IP電話の利用が急増し、このビジネスに参入する企業も増えている。だが、この波にうまく同調できていないのが当の通信事業者だ。彼らのやるべきことはたくさんある。

 IP電話の前途の有望さについては、長年に渡って甘美な誘惑の歌声が聞かれてきた。米サンノゼのとあるネットワーク機器ベンダーからは、とりわけ熱狂的な賛美の声が聞こえていたが……。

 だが今や、この歌に和す声はますます増えている。そのうちの1社がMicrosoftだ。同社は来月、VoIPに対応したWindows CEをリリース(4月3日の記事参照)。また、同社内ではVoIPに関連した多数の取り組みが進められている。

 その上、興味深いことに、大企業におけるIP電話の採用は、拡大傾向にあるようだ。米Nemertes Researchが最近、約50人のIT管理者を対象に調査を行ったところ、IP電話の採用が進んでいるという明白な結果が得られた。IP電話を利用していると答えた回答者は80%以上、うち本格的に導入しているのは64%、試験導入は20%だった。
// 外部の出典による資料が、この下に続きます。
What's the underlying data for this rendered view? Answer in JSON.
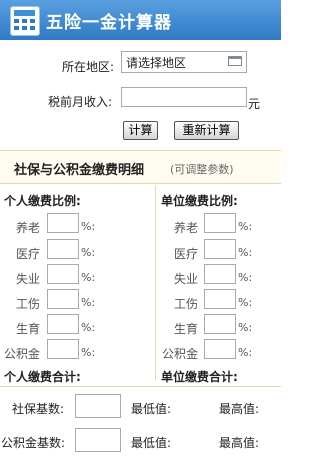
{
  "header": {
    "title": "五险一金计算器",
    "logo_icon": "calculator-logo-icon"
  },
  "form": {
    "region_label": "所在地区:",
    "region_value": "请选择地区",
    "income_label": "税前月收入:",
    "income_value": "",
    "income_unit": "元",
    "calc_button": "计算",
    "recalc_button": "重新计算"
  },
  "detail": {
    "title": "社保与公积金缴费明细",
    "note": "(可调整参数)",
    "personal": {
      "title": "个人缴费比例:",
      "rows": [
        "养老",
        "医疗",
        "失业",
        "工伤",
        "生育",
        "公积金"
      ],
      "total_label": "个人缴费合计:"
    },
    "employer": {
      "title": "单位缴费比例:",
      "rows": [
        "养老",
        "医疗",
        "失业",
        "工伤",
        "生育",
        "公积金"
      ],
      "total_label": "单位缴费合计:"
    },
    "percent_suffix": "%:"
  },
  "bases": {
    "social_label": "社保基数:",
    "fund_label": "公积金基数:",
    "min_label": "最低值:",
    "max_label": "最高值:"
  }
}
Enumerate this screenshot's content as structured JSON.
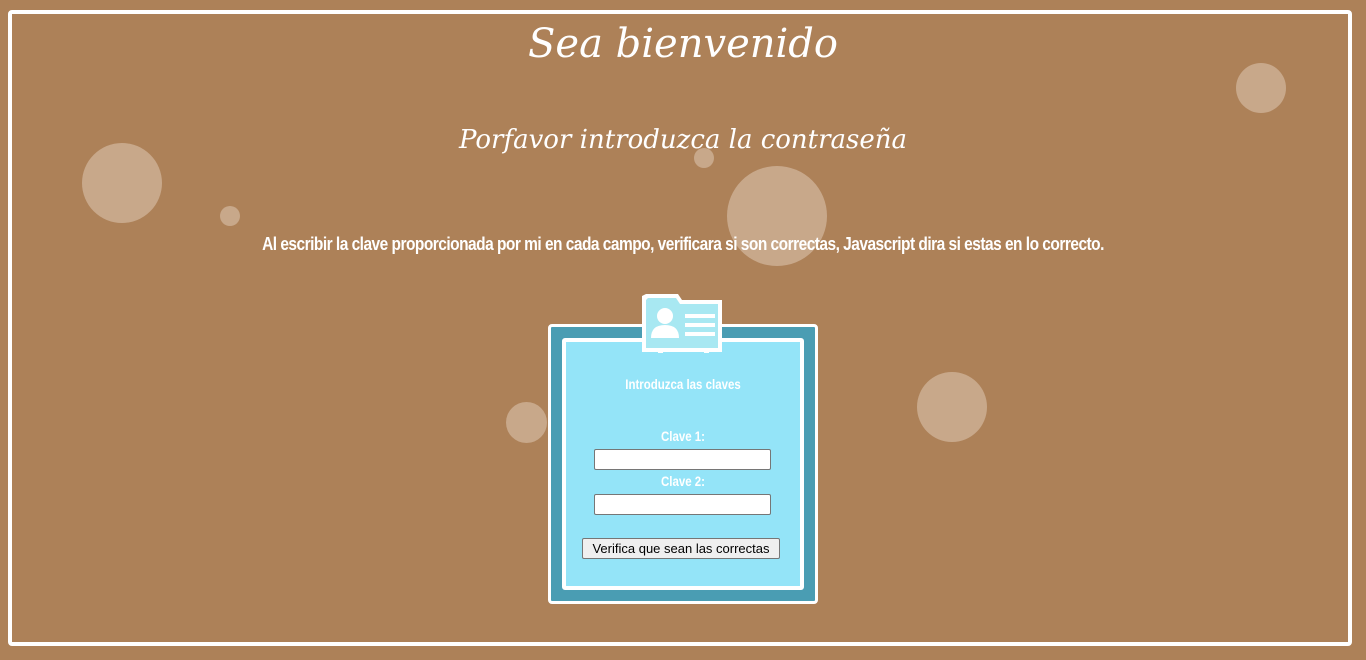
{
  "page": {
    "title": "Sea bienvenido",
    "subtitle": "Porfavor introduzca la contraseña",
    "instructions": "Al escribir la clave proporcionada por mi en cada campo, verificara si son correctas, Javascript dira si estas en lo correcto."
  },
  "form": {
    "heading": "Introduzca las claves",
    "field1_label": "Clave 1:",
    "field1_value": "",
    "field2_label": "Clave 2:",
    "field2_value": "",
    "verify_button": "Verifica que sean las correctas"
  },
  "colors": {
    "background": "#ad8158",
    "card_outer": "#4a9db3",
    "card_inner": "#94e4f8",
    "bubble": "#dec8b4"
  },
  "icons": {
    "badge": "id-card-icon"
  }
}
 レッドモンド(Microsoft)の人々に脱帽したいのは、彼らがまさに取り組むべき問題に焦点を当てていることだ。それはフロントエンド部分と中央部分の問題――エンタープライズアプリケーション、それからモバイルとの統合だ。

 さて次は、こうした本当の問題にあまり同調できていない人々――サービスプロバイダー――について話をしよう。AT&T、Equant、Infonet、MCI、Sprintなど、IP電話のブームにぱっと飛びついたプロバイダーには、改善できる点が少なからずある。
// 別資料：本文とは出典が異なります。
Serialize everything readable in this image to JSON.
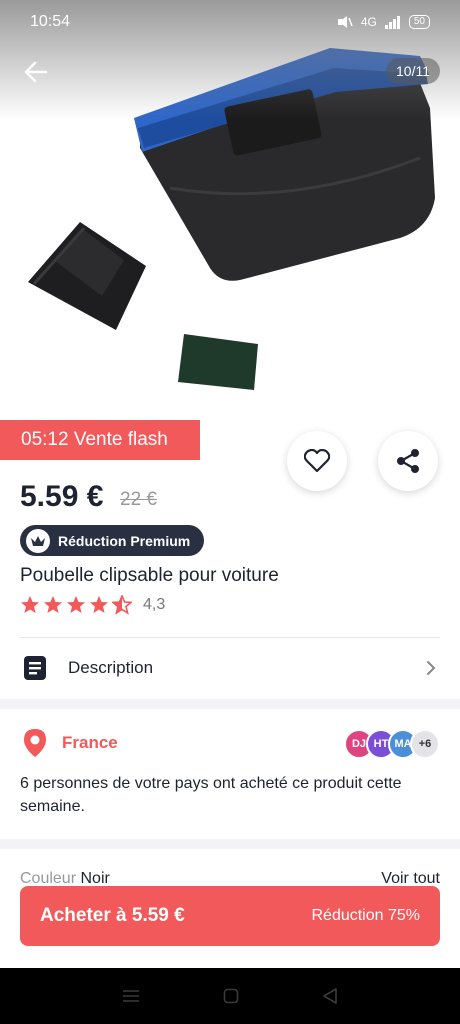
{
  "status_bar": {
    "time": "10:54",
    "network": "4G",
    "battery": "50"
  },
  "gallery": {
    "counter": "10/11"
  },
  "flash_sale": {
    "label": "05:12 Vente flash"
  },
  "pricing": {
    "price": "5.59 €",
    "old_price": "22 €"
  },
  "premium_badge": {
    "label": "Réduction Premium"
  },
  "product": {
    "title": "Poubelle clipsable pour voiture",
    "rating": "4,3",
    "rating_stars": 4.5
  },
  "description": {
    "label": "Description"
  },
  "location": {
    "country": "France"
  },
  "buyers": {
    "avatars": [
      "DJ",
      "HT",
      "MA"
    ],
    "avatar_colors": [
      "#e0447f",
      "#7a4fd6",
      "#4a8fd8"
    ],
    "more": "+6",
    "message": "6 personnes de votre pays ont acheté ce produit cette semaine."
  },
  "variant": {
    "key": "Couleur",
    "value": "Noir",
    "see_all": "Voir tout"
  },
  "buy_bar": {
    "label": "Acheter à 5.59 €",
    "discount": "Réduction 75%"
  },
  "colors": {
    "accent": "#f2595a",
    "dark": "#283042"
  }
}
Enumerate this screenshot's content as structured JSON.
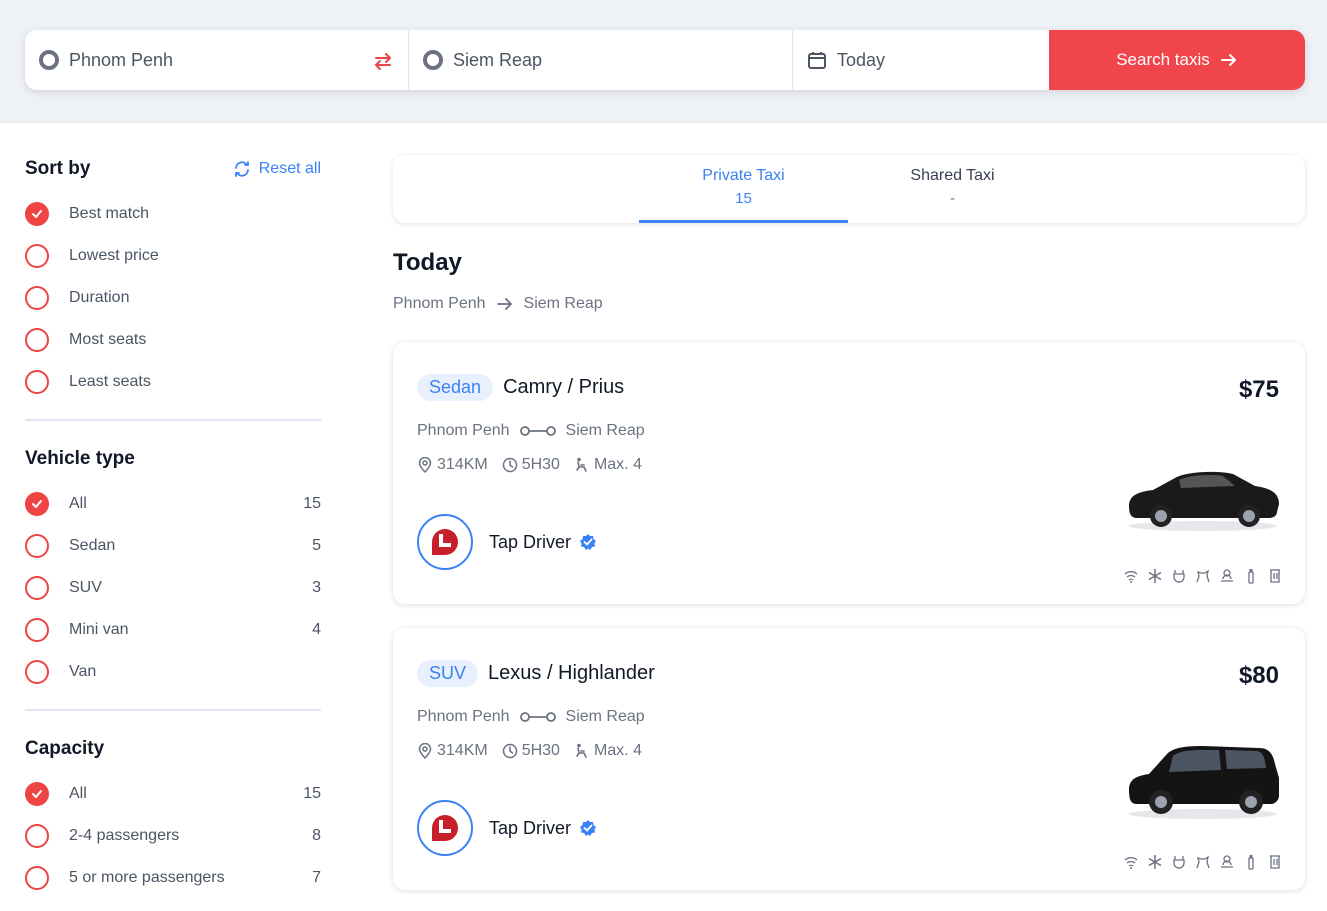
{
  "search": {
    "from": "Phnom Penh",
    "to": "Siem Reap",
    "date": "Today",
    "button": "Search taxis"
  },
  "sidebar": {
    "sort": {
      "title": "Sort by",
      "reset": "Reset all",
      "options": [
        {
          "label": "Best match",
          "checked": true
        },
        {
          "label": "Lowest price",
          "checked": false
        },
        {
          "label": "Duration",
          "checked": false
        },
        {
          "label": "Most seats",
          "checked": false
        },
        {
          "label": "Least seats",
          "checked": false
        }
      ]
    },
    "vehicle": {
      "title": "Vehicle type",
      "options": [
        {
          "label": "All",
          "count": "15",
          "checked": true
        },
        {
          "label": "Sedan",
          "count": "5",
          "checked": false
        },
        {
          "label": "SUV",
          "count": "3",
          "checked": false
        },
        {
          "label": "Mini van",
          "count": "4",
          "checked": false
        },
        {
          "label": "Van",
          "count": "",
          "checked": false
        }
      ]
    },
    "capacity": {
      "title": "Capacity",
      "options": [
        {
          "label": "All",
          "count": "15",
          "checked": true
        },
        {
          "label": "2-4 passengers",
          "count": "8",
          "checked": false
        },
        {
          "label": "5 or more passengers",
          "count": "7",
          "checked": false
        }
      ]
    }
  },
  "tabs": [
    {
      "label": "Private Taxi",
      "sub": "15",
      "active": true
    },
    {
      "label": "Shared Taxi",
      "sub": "-",
      "active": false
    }
  ],
  "results": {
    "day": "Today",
    "from": "Phnom Penh",
    "to": "Siem Reap",
    "cards": [
      {
        "type": "Sedan",
        "name": "Camry / Prius",
        "price": "$75",
        "from": "Phnom Penh",
        "to": "Siem Reap",
        "distance": "314KM",
        "duration": "5H30",
        "seats": "Max. 4",
        "driver": "Tap Driver"
      },
      {
        "type": "SUV",
        "name": "Lexus / Highlander",
        "price": "$80",
        "from": "Phnom Penh",
        "to": "Siem Reap",
        "distance": "314KM",
        "duration": "5H30",
        "seats": "Max. 4",
        "driver": "Tap Driver"
      }
    ]
  },
  "colors": {
    "accent_red": "#f0454b",
    "accent_blue": "#3b82f6"
  }
}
  • ROI(投資回収率)向上のシナリオを作り出すこと。サービスプロバイダーはいまだに、IP電話が提案する真の価値は、利用料を払わずに済ませられることにあるという観念に固執している。だが、その「利用料」なるものが、自社の売るサービスにかかるものである場合、そんなことがうまくいくわけがない。
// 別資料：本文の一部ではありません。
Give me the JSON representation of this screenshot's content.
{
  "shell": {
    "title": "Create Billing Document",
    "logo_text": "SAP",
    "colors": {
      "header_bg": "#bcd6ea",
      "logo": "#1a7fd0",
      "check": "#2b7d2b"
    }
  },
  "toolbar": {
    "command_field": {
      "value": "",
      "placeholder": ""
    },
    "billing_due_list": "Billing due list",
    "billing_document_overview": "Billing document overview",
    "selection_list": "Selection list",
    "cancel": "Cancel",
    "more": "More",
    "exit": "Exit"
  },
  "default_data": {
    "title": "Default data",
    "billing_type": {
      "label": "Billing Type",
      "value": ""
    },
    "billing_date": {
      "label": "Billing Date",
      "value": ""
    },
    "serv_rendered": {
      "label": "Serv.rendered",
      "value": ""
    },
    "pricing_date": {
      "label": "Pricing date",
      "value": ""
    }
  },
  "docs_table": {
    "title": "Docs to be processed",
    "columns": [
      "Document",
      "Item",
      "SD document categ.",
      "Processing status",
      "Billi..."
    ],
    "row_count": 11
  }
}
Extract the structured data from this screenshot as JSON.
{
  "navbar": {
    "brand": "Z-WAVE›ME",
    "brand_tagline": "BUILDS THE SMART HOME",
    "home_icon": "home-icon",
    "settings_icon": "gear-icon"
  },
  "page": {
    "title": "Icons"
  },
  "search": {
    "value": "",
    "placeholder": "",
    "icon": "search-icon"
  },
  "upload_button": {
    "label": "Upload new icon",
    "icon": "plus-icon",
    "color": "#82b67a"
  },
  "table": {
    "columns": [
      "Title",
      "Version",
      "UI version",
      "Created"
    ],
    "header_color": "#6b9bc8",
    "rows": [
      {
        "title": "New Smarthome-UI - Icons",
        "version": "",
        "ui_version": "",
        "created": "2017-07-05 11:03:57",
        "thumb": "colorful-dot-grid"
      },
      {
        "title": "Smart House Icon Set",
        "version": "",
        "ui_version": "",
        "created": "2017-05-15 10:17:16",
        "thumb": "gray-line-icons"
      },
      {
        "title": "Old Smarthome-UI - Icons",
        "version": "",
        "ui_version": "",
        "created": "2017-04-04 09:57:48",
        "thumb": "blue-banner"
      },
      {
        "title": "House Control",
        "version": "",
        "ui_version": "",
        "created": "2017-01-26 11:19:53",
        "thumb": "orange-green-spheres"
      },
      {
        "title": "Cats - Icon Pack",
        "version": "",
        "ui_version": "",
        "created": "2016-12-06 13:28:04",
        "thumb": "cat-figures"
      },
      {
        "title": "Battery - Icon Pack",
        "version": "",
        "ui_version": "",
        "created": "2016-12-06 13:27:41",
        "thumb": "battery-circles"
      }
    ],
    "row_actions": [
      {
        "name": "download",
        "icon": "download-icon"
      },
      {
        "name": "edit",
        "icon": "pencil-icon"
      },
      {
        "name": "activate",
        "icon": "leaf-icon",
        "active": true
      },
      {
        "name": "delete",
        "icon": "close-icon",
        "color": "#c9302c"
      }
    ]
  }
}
     「ROIを調べたら、AT&Tの(IP電話に関する)提案は価格的に引き合わなかった。それは同社が自身の電話サービスと競合しているからだ。それに、同社が売り上げを減らしたいと思うわけがない」とある大手メーカーの通信ディレクターは語る。

  • マネージドサービスを強調し、提供する。別の大手メーカーのグローバル通信マネジャーは「(企業向けIP電話を)サービスとして通信会社から購入する方がいい」と話している。このようなビジネスを獲得するために、通信会社は大手機器ベンダーと協力すべきだ。それにより、プロバイダーが管理するIP電話サービスへの道が開ける。AT&Tは既にCisco、Avayaと提携しており、MCIも同様の取り組みを進めていると話している。

     第2に、これら企業はIT管理者のIP電話導入を支援するべきだ。IT管理者の3分の1以上が、音質が低いため、IP電話のさらなる導入をためらっていると話している。しかし、音質が低いのはほとんど実装上の問題であり、経験が乏しいVAR(付加価値再販業者)やインテグレータのせいで起きることが多いのだ。IT管理者には、通信会社が提供するような適正な支援が必要だ。

  • 統合されたモバイルソリューションを提供する。IT管理者が指摘するIP電話の最も重要なコストメリットは、モバイル通信を強化できる点だ。ここには、ワイヤレス通信の統合だけでなく、企業の音声(特に音声メール)ネットワークに接続したまま、シームレスに移動できる機能も含まれる。人々は現在、携帯電話をメインの電話として使うことでこれを回避しているが、そのようなアプローチでは企業の携帯電話コストは上昇し、利用できる機能も制限される。多くの企業が、携帯電話コストを下げると同時に、モバイル接続性を向上させられるチャンスに飛びつくだろう。